LAWS(PVC)-1945-6-23

SAILENDRA NATH KUAR Vs. EMPEROR

Decided On June 01, 1945
SAILENDRA NATH KUAR Appellant
V/S
EMPEROR Respondents

JUDGEMENT

(1.) The appellant Sailendra Nath Kuar, a youth 17 years of age, was charged with committing rape on a girl, Kalidasi 7 years of age on 23-4-1944 thereby committing an offence punishable under Section 376, Indian Penal Code. He was found guilty by the unanimous verdict of the jury and was convicted under Section 376 and sentenced to rigorous imprisonment for five years. He has appealed to this Court against his conviction and sentence.

(2.) The houses of the appellant Sailendra and the girl Kalidasi are close to one another and Kalidasi was in the habit of going to the house of the appellant to play with the appellant's nephew, a boy Sona alias Santosh Kumar 8 years of age. On the day in question the appellant asked Kalidasi to go with him to the tank on a promise of giving her some lotus flowers. So she accompanied him to the tank. The appellant took three cows with him and Sona, his nephew, was with the party. Two of the cows were tethered to pegs and one was actually washed in the water of the tank. The appellant's nephew Sona was asked to take the cow that had been washed on to the other side of the tank and to tether it there. Sona went away with the cow. In his absence the appellant took Kalidasi into the water and inserted his finger into her vaginal canal. She cried out. Sona came there and asked what had happened and the appellant said that he had pressed her foot with his. Sona went away again and after he had gone Sailendra caught Kalidasi, took her to a bush near the tank, made her lie down on her back on the ground and then inserted his penis into her vaginal canal. He put a gamcha into her mouth so that she could not cry out. She began to bleed and when he saw the blood the appellant left her and went home. Kalidasi has no mother and on her return home she did not find her father in the house. But she told a woman of the locality called Mangala Didi what had happened and she gave the information to Kalidasi's father. She was then taken to Dr. Netai Haldar who examined her, saw the injury and the bleeding, and on the next day her father took her in bullock cart to the Dhaniakhali police station 11 miles away. There a first information was lodged and the investigation of the case was set on foot.

(3.) The case of course rested on the evidence of the two witnesses Kalidasi aged 7 and the boy Sona alias Santosh Kumar aged 8. Sona in giviing his evidence deposed that he and his uncle went to the tank on the day of occurrence and Kalidasi went with them. At the tank his uncle bathed the cows and he tethered them on the bank.
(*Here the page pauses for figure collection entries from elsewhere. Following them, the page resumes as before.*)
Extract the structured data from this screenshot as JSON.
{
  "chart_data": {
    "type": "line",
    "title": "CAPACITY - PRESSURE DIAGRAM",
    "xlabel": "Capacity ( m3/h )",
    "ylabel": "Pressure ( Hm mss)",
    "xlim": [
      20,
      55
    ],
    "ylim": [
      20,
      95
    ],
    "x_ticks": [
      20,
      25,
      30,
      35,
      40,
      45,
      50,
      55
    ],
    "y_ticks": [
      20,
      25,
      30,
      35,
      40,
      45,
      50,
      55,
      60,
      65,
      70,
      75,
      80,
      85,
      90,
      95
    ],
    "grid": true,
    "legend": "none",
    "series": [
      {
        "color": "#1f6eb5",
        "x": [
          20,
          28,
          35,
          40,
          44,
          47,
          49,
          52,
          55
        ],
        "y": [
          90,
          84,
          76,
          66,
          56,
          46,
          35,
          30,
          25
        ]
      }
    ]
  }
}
Kalidasi accompanied them from the bank of the tank without taking any bath. At this stage of his examination Sona was declared hostile and was cross-examined by the Public Prosecutor. Mr. Mukherjee on behalf of the appellant takes the point that the learned Assistant Sessions Judge in his charge to the jury has nowhere given them any adequate direction as to the value to be assessed on the evidence of a hostile witness. That paragraph in the charge reads as follows: P.W. 4 Sona alias Santosh Kumar is a brother's son of the accused. He corroborates P.W. 1 Kalidasi so far as going to Banian Pukur is concerned. Thereafter this boy witness has tried to help hiss uncle by saying that Kalidasi came back with them from the tank with him. The witness has been declared hostile and crossexamined by the learned Public Prosecutor. You will consider whether the boy has suppressed something in order to help his uncle. So far from giving the jury any assistance in the matter of the value to be attached to the evidence of a hostile witness the learned Assistant Sessions Judge has given them no direction at all in the matter. He has merely declared that the witness has been declared hostile and has been cross-examined by the Public Prosecutor, and then has asked them to consider whether the boy has not suppressed something in order to help his uncle. We cannot hold that this is any adequate exposition of the law so far as the evidence of a hostile witness is concerned.